An interpenetrated metal-organic framework and its gas storage behavior: simulation and experiment

A new metal-organic framework, called UHM-6 (UHM: University of Hamburg Materials), based on the copper paddle wheel motif and a novel organosilicon linker, 4',4″-(dimethylsilanediyl)bis(biphenyl-3,5-dicarboxylic acid) (sbbip), has been synthesized and characterized with regard to its gas storage behavior up to 1 bar for hydrogen, methane, and carbon dioxide. The 2-fold interpenetrated microporous framework of UHM-6 is isoreticular to PMOF-3 (Inorg. Chem.2009, 48, 11507) and is composed of cuboctahedral cages of Cu(2) paddle wheels connected via nonlinear organosilicon units. The structure (SG I422, No. 97) is characterized by straight channels running along the 001] and 110] direction. UHM-6 reveals a specific surface area of S(BET) ~ 1200 m(2) g(-1) and a specific micropore volume of V(micropore) ~ 0.48 cm(3) g(-1). At 1 bar the activated form of UHM-6 shows a hydrogen uptake of 1.8 wt % (77 K), a methane uptake of 0.8 mmol g(-1) (293 K), and a carbon dioxide uptake of 3.3 mmol g(-1) (273 K).

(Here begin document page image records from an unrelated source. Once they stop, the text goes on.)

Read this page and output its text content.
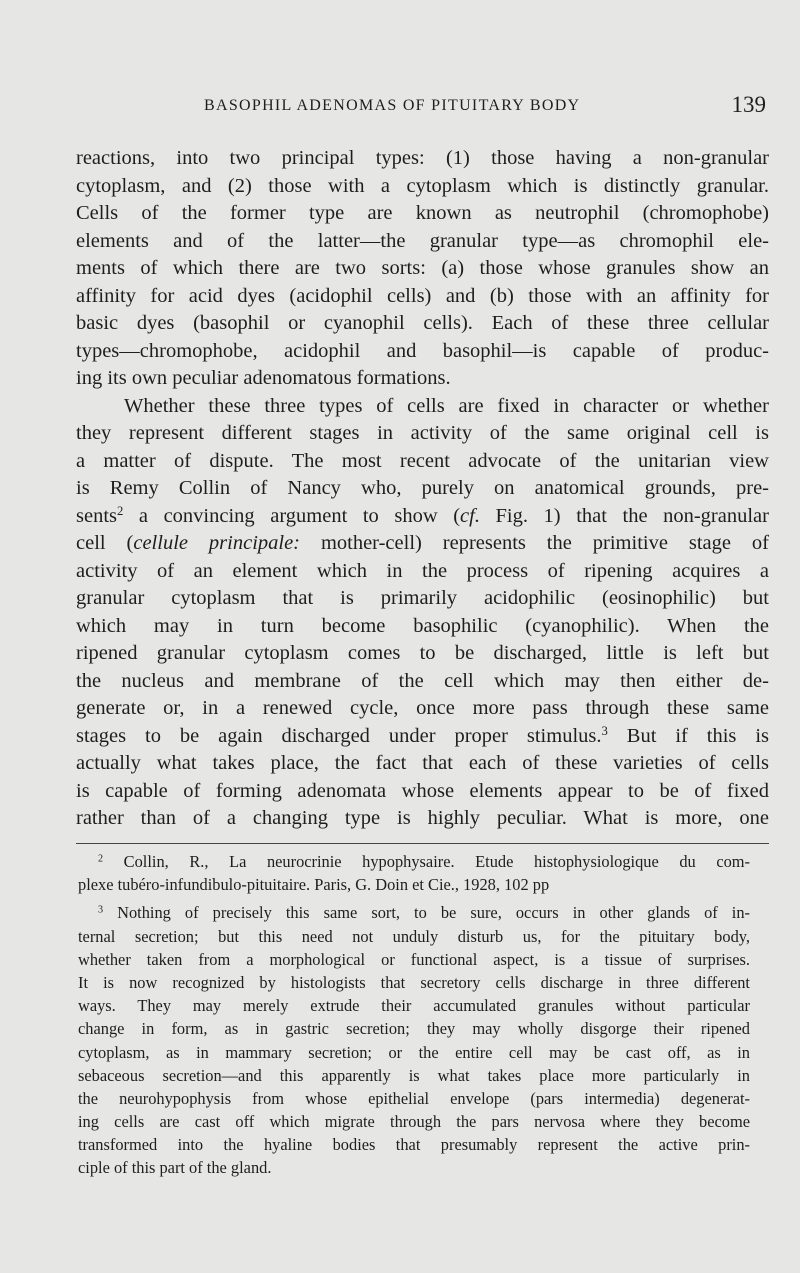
BASOPHIL ADENOMAS OF PITUITARY BODY	139
reactions, into two principal types: (1) those having a non-granular
cytoplasm, and (2) those with a cytoplasm which is distinctly granular.
Cells of the former type are known as neutrophil (chromophobe)
elements and of the latter—the granular type—as chromophil ele-
ments of which there are two sorts: (a) those whose granules show an
affinity for acid dyes (acidophil cells) and (b) those with an affinity for
basic dyes (basophil or cyanophil cells). Each of these three cellular
types—chromophobe, acidophil and basophil—is capable of produc-
ing its own peculiar adenomatous formations.
Whether these three types of cells are fixed in character or whether
they represent different stages in activity of the same original cell is
a matter of dispute. The most recent advocate of the unitarian view
is Remy Collin of Nancy who, purely on anatomical grounds, pre-
sents$^2$ a convincing argument to show (cf. Fig. 1) that the non-granular
cell (cellule principale: mother-cell) represents the primitive stage of
activity of an element which in the process of ripening acquires a
granular cytoplasm that is primarily acidophilic (eosinophilic) but
which may in turn become basophilic (cyanophilic). When the
ripened granular cytoplasm comes to be discharged, little is left but
the nucleus and membrane of the cell which may then either de-
generate or, in a renewed cycle, once more pass through these same
stages to be again discharged under proper stimulus.$^3$ But if this is
actually what takes place, the fact that each of these varieties of cells
is capable of forming adenomata whose elements appear to be of fixed
rather than of a changing type is highly peculiar. What is more, one
$^2$ Collin, R., La neurocrinie hypophysaire. Etude histophysiologique du com-
plexe tubéro-infundibulo-pituitaire. Paris, G. Doin et Cie., 1928, 102 pp
$^3$ Nothing of precisely this same sort, to be sure, occurs in other glands of in-
ternal secretion; but this need not unduly disturb us, for the pituitary body,
whether taken from a morphological or functional aspect, is a tissue of surprises.
It is now recognized by histologists that secretory cells discharge in three different
ways. They may merely extrude their accumulated granules without particular
change in form, as in gastric secretion; they may wholly disgorge their ripened
cytoplasm, as in mammary secretion; or the entire cell may be cast off, as in
sebaceous secretion—and this apparently is what takes place more particularly in
the neurohypophysis from whose epithelial envelope (pars intermedia) degenerat-
ing cells are cast off which migrate through the pars nervosa where they become
transformed into the hyaline bodies that presumably represent the active prin-
ciple of this part of the gland.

Accompanying theoretical grand-canonical Monte Carlo (GCMC) simulations show an overall good agreement with the experimental results. Furthermore, GCMC adsorption simulations for three binary equimolar mixtures (CH(4)/H(2), CO(2)/H(2), and CO(2)/CH(4)) were carried out (T = 298 K) to assess the potential for gas separation/purification applications.